The Tammany Society, or Columbian Order, was founded in 1786 in New York City as a fraternal organization. Centering on the figure of the legendary Delaware chief Tamanend, members developed a ritual based on Native American symbols: The leaders were sachems, the members braves; Tammanyites wore Native costume at celebrations; and they called their meeting place a wigwam. Although the Tammany Society had some more affluent members, it attracted a disproportionate number of artisans. Initially, its aim was “to cherish. . . the great principles of civil liberty. . . to cultivate political information.
. . to give exercise to the divine emotions of charity—and finally. . . to enjoy without restraint the generous effusions of national enthusiasm.” Given its membership, the Tammany Society quickly took on an egalitarian and democratic caste.

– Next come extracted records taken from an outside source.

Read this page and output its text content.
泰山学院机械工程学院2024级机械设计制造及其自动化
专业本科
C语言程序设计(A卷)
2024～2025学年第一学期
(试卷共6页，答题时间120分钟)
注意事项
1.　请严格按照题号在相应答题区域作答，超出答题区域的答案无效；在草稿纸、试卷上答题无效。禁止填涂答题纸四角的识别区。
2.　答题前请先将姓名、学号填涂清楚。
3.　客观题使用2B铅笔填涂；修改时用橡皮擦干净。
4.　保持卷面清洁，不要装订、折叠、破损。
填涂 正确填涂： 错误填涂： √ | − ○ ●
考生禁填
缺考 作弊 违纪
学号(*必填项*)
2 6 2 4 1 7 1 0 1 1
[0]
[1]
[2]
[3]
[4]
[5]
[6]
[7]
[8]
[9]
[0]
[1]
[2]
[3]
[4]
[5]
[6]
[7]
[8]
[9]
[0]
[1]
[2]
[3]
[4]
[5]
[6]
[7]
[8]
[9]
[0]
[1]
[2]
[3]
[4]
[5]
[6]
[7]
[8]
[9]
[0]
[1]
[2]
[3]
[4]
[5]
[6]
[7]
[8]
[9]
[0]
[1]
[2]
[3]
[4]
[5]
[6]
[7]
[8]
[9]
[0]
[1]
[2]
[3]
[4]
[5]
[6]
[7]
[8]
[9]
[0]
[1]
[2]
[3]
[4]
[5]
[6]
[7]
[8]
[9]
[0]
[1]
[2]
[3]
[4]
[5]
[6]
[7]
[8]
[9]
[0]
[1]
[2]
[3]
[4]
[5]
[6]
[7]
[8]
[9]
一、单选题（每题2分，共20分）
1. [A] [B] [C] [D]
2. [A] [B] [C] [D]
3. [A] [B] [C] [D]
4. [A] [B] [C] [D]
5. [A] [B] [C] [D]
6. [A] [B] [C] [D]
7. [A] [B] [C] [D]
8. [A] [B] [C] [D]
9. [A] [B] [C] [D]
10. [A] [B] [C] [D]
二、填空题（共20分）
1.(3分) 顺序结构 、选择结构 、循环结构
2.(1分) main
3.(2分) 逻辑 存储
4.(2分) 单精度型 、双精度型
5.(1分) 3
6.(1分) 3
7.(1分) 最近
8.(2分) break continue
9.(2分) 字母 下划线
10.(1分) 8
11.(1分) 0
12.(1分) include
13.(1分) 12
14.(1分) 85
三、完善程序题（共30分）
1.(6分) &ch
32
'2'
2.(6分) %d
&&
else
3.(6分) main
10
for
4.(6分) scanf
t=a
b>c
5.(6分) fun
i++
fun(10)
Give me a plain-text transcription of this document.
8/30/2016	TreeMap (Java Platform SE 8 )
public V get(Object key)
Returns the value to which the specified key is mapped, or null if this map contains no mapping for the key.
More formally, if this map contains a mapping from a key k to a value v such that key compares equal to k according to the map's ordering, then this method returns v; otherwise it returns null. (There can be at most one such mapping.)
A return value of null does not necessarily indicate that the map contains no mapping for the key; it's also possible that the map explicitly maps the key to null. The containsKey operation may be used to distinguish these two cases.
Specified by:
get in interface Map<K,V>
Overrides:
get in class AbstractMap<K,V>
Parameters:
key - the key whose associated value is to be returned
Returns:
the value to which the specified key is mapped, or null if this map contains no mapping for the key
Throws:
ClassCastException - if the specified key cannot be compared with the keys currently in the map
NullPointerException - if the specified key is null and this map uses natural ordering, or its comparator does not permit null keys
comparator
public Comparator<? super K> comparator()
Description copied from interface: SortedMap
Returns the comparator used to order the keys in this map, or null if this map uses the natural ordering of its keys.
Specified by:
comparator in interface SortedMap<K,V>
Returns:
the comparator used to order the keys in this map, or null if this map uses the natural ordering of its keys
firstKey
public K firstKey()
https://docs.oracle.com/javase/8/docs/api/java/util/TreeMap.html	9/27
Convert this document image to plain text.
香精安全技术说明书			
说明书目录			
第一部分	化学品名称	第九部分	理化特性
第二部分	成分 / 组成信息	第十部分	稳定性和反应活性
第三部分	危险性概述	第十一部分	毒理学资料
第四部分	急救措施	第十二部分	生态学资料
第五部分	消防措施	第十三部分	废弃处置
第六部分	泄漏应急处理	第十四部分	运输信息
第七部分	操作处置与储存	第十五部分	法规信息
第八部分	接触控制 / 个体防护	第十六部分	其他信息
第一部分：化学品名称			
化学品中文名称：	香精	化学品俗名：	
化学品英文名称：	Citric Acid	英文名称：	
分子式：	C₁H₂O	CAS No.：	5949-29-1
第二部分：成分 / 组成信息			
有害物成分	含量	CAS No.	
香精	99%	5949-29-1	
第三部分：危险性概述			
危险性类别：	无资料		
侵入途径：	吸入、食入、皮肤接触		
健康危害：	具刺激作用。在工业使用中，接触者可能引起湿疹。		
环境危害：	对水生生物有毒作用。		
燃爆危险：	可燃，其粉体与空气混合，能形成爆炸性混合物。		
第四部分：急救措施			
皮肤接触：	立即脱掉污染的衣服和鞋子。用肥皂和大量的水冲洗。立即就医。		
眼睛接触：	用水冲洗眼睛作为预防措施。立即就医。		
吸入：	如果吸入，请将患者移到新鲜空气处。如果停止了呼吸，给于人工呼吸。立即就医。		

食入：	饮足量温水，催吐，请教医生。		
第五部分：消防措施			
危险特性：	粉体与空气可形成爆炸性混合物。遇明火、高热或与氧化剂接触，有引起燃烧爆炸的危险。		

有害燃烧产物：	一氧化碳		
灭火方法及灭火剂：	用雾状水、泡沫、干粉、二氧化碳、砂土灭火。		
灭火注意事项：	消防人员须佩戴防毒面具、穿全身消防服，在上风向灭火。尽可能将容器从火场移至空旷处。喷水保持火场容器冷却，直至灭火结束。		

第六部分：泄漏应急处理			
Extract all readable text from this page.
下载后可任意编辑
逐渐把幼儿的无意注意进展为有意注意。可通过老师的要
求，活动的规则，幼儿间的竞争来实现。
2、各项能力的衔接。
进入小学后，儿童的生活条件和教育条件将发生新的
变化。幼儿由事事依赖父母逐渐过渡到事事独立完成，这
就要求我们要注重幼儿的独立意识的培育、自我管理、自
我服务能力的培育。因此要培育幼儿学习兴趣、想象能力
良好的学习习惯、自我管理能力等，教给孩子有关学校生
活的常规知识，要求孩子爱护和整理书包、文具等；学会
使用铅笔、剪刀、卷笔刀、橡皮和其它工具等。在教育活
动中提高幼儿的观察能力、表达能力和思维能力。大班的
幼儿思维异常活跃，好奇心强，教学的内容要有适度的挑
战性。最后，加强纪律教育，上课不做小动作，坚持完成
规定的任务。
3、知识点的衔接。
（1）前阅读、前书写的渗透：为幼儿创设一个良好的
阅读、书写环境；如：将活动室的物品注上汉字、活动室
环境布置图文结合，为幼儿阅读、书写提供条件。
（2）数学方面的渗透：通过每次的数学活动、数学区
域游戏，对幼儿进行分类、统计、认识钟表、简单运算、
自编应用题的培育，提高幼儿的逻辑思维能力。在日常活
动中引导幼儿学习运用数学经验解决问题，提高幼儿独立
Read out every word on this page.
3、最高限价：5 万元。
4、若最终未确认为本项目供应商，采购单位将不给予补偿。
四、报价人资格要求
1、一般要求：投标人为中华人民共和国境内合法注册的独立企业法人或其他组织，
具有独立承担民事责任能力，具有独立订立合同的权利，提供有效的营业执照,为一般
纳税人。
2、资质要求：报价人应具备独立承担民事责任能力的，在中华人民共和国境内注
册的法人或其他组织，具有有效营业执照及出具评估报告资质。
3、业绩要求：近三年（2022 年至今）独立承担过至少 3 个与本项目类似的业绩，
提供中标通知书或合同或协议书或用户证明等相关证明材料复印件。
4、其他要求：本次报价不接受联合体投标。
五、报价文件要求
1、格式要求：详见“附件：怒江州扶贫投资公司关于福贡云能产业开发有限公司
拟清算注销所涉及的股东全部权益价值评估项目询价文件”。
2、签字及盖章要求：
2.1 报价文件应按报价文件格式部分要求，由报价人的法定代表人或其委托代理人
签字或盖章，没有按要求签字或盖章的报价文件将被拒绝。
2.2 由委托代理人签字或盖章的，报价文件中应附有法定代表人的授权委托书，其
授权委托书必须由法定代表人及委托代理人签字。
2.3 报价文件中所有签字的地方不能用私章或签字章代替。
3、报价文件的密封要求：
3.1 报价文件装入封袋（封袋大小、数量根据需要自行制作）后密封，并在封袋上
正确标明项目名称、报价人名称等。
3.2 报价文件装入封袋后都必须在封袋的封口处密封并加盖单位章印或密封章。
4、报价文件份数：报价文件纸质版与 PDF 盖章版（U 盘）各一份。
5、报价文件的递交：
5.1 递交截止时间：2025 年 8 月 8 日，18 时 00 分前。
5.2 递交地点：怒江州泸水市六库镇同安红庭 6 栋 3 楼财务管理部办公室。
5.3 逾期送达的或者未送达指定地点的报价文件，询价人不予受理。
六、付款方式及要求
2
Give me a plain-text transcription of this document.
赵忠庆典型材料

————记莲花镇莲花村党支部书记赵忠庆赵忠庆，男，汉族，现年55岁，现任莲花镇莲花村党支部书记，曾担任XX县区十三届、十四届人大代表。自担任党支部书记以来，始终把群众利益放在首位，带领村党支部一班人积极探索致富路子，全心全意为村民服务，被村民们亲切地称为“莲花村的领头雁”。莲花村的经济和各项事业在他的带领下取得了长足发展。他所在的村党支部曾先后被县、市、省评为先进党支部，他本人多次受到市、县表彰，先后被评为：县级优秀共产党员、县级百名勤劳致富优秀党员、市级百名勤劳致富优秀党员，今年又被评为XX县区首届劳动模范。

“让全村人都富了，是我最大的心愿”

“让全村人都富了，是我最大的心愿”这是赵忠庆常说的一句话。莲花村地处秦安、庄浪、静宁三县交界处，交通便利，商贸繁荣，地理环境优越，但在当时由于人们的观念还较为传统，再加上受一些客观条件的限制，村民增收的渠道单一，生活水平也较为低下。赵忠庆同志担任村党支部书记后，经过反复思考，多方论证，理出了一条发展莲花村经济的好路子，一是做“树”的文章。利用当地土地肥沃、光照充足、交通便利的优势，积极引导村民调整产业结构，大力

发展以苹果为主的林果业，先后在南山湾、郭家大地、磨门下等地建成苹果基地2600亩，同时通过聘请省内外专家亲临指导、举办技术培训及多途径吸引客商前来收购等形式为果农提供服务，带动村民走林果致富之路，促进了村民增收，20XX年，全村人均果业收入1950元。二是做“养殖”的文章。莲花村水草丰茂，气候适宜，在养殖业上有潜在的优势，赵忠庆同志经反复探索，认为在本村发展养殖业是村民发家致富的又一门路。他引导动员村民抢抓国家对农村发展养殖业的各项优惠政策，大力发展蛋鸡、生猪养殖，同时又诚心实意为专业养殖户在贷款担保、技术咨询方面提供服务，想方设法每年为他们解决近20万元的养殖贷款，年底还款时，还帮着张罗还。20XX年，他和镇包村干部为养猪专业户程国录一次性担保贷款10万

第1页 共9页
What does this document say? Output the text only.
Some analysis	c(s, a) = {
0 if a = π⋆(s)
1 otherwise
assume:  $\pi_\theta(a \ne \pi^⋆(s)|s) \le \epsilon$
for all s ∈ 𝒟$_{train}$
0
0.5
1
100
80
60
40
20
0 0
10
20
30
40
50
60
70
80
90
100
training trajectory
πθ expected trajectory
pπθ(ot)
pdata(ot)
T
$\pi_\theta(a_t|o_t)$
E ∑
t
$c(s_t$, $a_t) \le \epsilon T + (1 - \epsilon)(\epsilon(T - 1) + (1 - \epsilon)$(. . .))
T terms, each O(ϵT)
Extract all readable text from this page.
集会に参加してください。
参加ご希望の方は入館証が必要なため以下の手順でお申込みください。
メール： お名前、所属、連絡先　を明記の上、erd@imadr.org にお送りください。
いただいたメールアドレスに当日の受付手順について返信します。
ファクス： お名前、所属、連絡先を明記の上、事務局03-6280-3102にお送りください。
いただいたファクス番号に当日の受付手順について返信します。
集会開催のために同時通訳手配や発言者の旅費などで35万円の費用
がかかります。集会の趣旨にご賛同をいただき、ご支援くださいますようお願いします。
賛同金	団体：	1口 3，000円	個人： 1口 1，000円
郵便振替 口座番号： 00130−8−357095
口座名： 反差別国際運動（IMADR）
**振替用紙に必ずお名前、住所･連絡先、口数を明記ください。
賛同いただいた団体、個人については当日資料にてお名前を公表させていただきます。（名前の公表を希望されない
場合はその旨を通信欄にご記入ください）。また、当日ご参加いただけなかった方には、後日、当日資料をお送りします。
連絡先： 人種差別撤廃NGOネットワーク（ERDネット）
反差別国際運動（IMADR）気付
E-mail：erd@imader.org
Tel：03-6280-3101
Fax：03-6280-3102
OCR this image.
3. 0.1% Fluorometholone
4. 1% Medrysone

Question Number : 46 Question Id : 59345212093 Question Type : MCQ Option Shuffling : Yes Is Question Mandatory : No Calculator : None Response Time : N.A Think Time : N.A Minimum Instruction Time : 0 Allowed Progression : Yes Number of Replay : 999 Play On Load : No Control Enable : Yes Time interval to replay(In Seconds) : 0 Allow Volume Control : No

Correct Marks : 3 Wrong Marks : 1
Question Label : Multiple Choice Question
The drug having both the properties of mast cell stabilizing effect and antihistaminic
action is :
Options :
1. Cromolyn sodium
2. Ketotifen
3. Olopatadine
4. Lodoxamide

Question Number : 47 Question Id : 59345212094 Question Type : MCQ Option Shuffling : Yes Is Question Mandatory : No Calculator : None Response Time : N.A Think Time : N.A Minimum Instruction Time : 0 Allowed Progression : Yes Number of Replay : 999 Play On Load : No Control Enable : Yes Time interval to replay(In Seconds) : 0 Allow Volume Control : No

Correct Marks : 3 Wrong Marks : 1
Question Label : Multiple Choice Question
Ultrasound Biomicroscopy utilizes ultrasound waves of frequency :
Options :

In the early 1790s Tammany centered its activities on celebrating various patriotic holidays, but the controversies of 1793 and 1794 brought it into politics, supporting the Democratic-Republicans and Thomas Jefferson. With almost 500 members, Tammany helped to garner artisan support for Jefferson in the election of i8oo. By that time, Tammany was a political bastion of Aaron Burr. After Burr’s fall from grace, Tammany continued to be important in Democratic-Republican politics. Representing worker interests, Tammany supported a number of democratic causes, including ending imprisonment for debt and universal manhood suffrage. Tammany became part of the political organization of Martin Van Buren and the Democratic Party. By the 1830s Tammany had become a political machine that many viewed as the epitome of corrupt urban politics.
Further reading: Alfred F. Young, The Democratic Republicans of New York: The Origins, 1763-1797 (Chapel Hill: University of North Carolina Press, 1967).